Dinheiro a rodos
Não é a primeira vez que Mário Figueiredo faz a ameaça: a Liga de Clubes admitiu ontem, em audiência no Parlamento, apresentar queixa em Bruxelas contra o controlo conjunto da Sport TV pela Portugal Telecom e Zon. Mais que uma ameaça, é uma negociação. A Liga quer que os clubes mais pequenos recebam mais dinheiro pelas transmissões televisivas, em detrimento do “monopólio” dos grandes clubes.
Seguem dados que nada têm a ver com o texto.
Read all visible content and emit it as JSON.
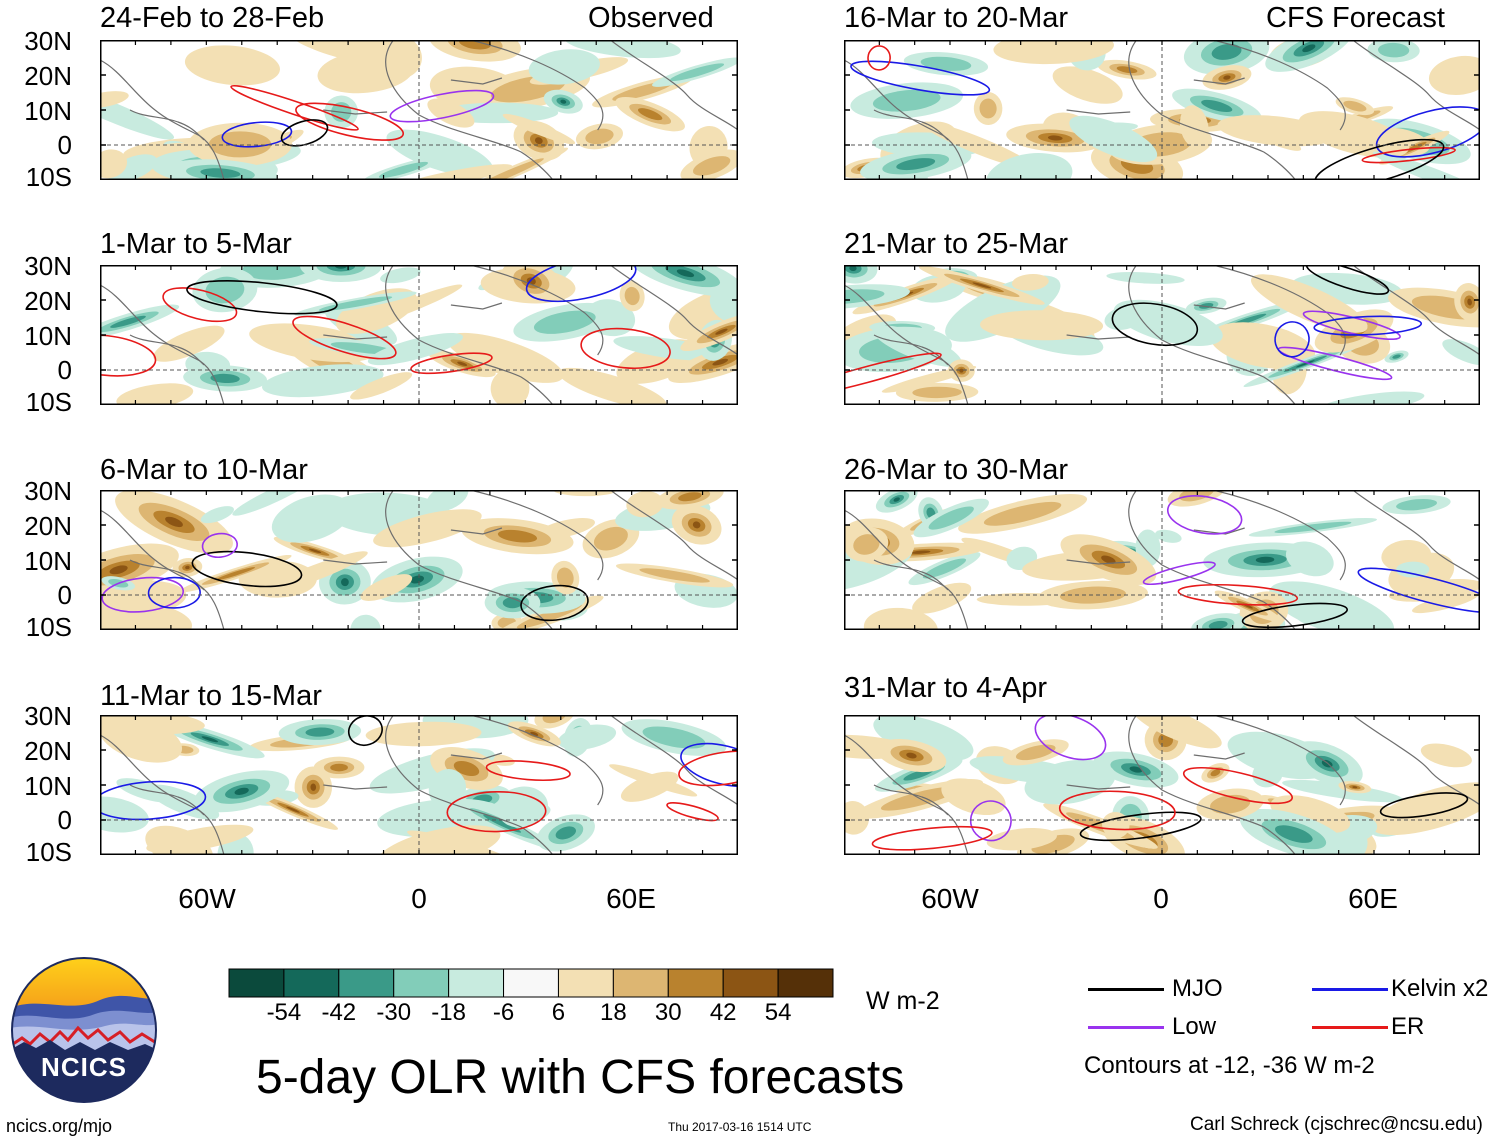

O “controlo conjunto” pela PT e pela Zon da Sport TV foi reforçado por causa da situação difícil das empresas de Joaquim Oliveira, que estão demasiado endividadas. O patrão da Olivedesportos teve de ceder domínio da Sport TV. E isto reforçou o poder de quem distribui os canais de desporto (Meo e Zon). Apesar da perda de clientes dos últimos anos, por causa da crise, a Sport TV continua a ser agregadora de audiência. E de negócio.
Segundo um estudo da Deloitte apresentado esta semana, quase metade das receitas movimentadas nas cinco maiores ligas da Europa provêm de transmissões televisivas. Os clubes das Bundesliga, La Liga, Ligue 1, Premier League e Serie A recebem 4,3 mil milhões de euros pelas transmissões dos jogos (de um total de receitas de 9,3 mil milhões), números impressionantes e que mostram a dimensão deste negócio. É, além disso, um negócio cada vez mais profissional, cujas receitas europeias estão a crescer, apesar da crise: mais 11% no ano passado.
Em Portugal a situação financeira dos clubes é frágil. As dívidas são monumentais e, tirando os clubes que conseguem fazer encaixes no negócio da compra e venda de jogadores, as perspetivas são negras. É por isso que a Liga, cujo presidente abriu guerra à Olivedesportos e tem assumido a defesa dos pequenos clubes, quer mais que audiências no Parlamento. Quer audiências na televisão. E ser pago por elas.